Contrôle comptable par l’URSSAF

La société [6] a été soumise à un contrôle comptable d’assiette sociale par l’URSSAF du Nord-Pas-de-Calais pour la période allant du 1er janvier 2018 au 31 décembre 2020. Le 4 janvier 2022, l’URSSAF a envoyé une lettre d’observations à la société, à laquelle celle-ci a répondu le 28 janvier 2022. L’URSSAF a ensuite réagi le 12 avril 2022.

Mise en demeure et contestation

Le 4 mai 2022, l’URSSAF a mis en demeure la société [6] de payer 23 025 euros, comprenant 21 630 euros de rappel de cotisations et 1 395 euros de majorations de retard pour les années 2018, 2019 et 2020. En réponse, la société a saisi la commission de recours amiable le 29 juin 2022 pour contester cette mise en demeure. La commission a rejeté la demande lors de sa séance du 29 septembre 2022, décision notifiée le 12 octobre 2022.

Saisine du tribunal

Le 12 décembre 2022, la société [6] a saisi le tribunal pour contester la décision de la commission de recours amiable et demander l’infirmation des chefs de redressement. Les parties ont échangé leurs écritures, et l’affaire a été fixée à l’audience du 1er octobre 2024.

Demandes de la société [6]

À l’audience, la société [6] a demandé au tribunal de la déclarer recevable et fondée dans son recours, d’annuler la mise en demeure ramenée à 18 666 euros, de condamner l’URSSAF à lui verser 2 500 euros pour frais irrépétibles, et de prendre en charge les dépens liés à l’exécution du jugement.

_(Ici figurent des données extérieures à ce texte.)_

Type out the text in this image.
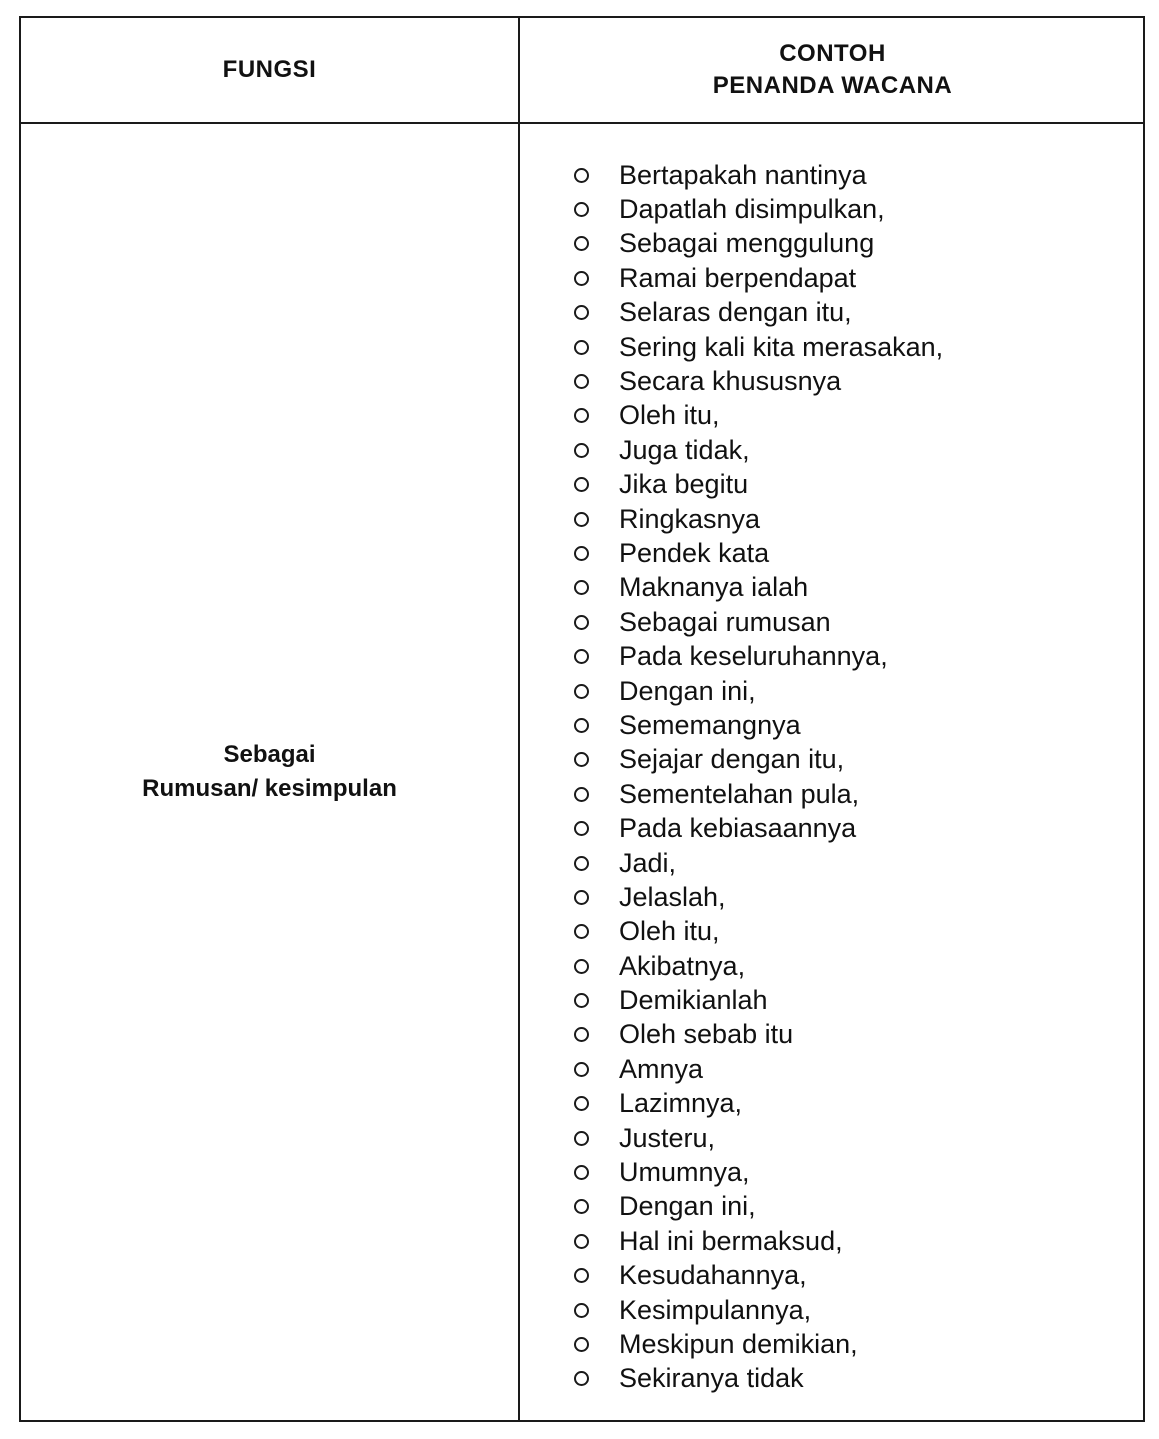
FUNGSI
CONTOH
PENANDA WACANA
Sebagai
Rumusan/ kesimpulan
Bertapakah nantinya
Dapatlah disimpulkan,
Sebagai menggulung
Ramai berpendapat
Selaras dengan itu,
Sering kali kita merasakan,
Secara khususnya
Oleh itu,
Juga tidak,
Jika begitu
Ringkasnya
Pendek kata
Maknanya ialah
Sebagai rumusan
Pada keseluruhannya,
Dengan ini,
Sememangnya
Sejajar dengan itu,
Sementelahan pula,
Pada kebiasaannya
Jadi,
Jelaslah,
Oleh itu,
Akibatnya,
Demikianlah
Oleh sebab itu
Amnya
Lazimnya,
Justeru,
Umumnya,
Dengan ini,
Hal ini bermaksud,
Kesudahannya,
Kesimpulannya,
Meskipun demikian,
Sekiranya tidak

Arguments de la société [6]

La société a expliqué qu’elle se spécialise dans la réparation ou le remplacement de pare-brise automobile sans disposer d’atelier. Les techniciens se déplacent avec des véhicules ateliers pour effectuer les réparations. Elle a également précisé que plusieurs de ses employés, bien que désignés par d’autres titres, exercent des fonctions de poseurs de pare-brise et justifié ses indemnités de repas par des pièces non consultées par l’URSSAF.

Position de l’URSSAF

L’URSSAF a demandé au tribunal de débouter la société [6] de ses demandes, de valider le redressement et de condamner la société à lui verser 1 000 euros pour frais irrépétibles. Elle a soutenu que les indemnités de repas versées ne pouvaient être justifiées pour certains employés qui n’effectuaient pas de déplacements.

Analyse du tribunal

Le tribunal a examiné le chef de redressement concernant les frais professionnels non justifiés, en particulier les indemnités de repas. Il a noté que l’URSSAF avait admis ces indemnités pour les poseurs de pare-brise, mais pas pour d’autres employés. Le tribunal a également pris en compte les relevés GPS et les agendas fournis par la société pour établir que les employés concernés effectuaient des déplacements réguliers.

Décision du tribunal

Le tribunal a annulé le chef n°2 du redressement concernant les indemnités de repas pour les employés concernés, a condamné l’URSSAF aux dépens et a ordonné le paiement de 1 000 euros à la société [6] pour frais irrépétibles. Le jugement a été notifié aux parties conformément à la législation en vigueur.

REPUBLIQUE FRANÇAISE
AU NOM DU PEUPLE FRANÇAIS

15 novembre 2024
Tribunal judiciaire de Lille
RG
22/02153
1/ Tribunal judiciaire de Lille N° RG 22/02153 – N° Portalis DBZS-W-B7G-WW4P
TRIBUNAL JUDICIAIRE DE LILLE

PÔLE SOCIAL

-o-o-o-o-o-o-o-o-o-

JUGEMENT DU 15 NOVEMBRE 2024

N° RG 22/02153 – N° Portalis DBZS-W-B7G-WW4P

DEMANDERESSE :

Société [6]
[Adresse 1]
[Localité 3]
représentée par Me Laurence BONDOIS, avocat au barreau de LILLE

DEFENDERESSE :

URSSAF NORD PAS DE CALAIS
[Adresse 7]
[Localité 2]
représentée par Me Maxime DESEURE, avocat au barreau de BETHUNE

COMPOSITION DU TRIBUNAL

Président : Anne-Sophie SIEVERS, Juge
Assesseur : Thierry BOCQUET, Assesseur du pôle social collège employeur
Assesseur : Philippe DUGAUTIER, Assesseur du pôle social collège salarié

Greffier

Christian TUY,

DÉBATS :

A l’audience publique du 01 octobre 2024, date à laquelle l’affaire a été mise en délibéré, les parties ont été avisées que le jugement serait rendu le 15 Novembre 2024.

EXPOSÉ DU LITIGE

La société [6] a fait l’objet d’un contrôle comptable d’assiette sociale effectué par l’URSSAF du Nord-Pas-de-Calais sur la période du 1er janvier 2018 au 31 décembre 2020.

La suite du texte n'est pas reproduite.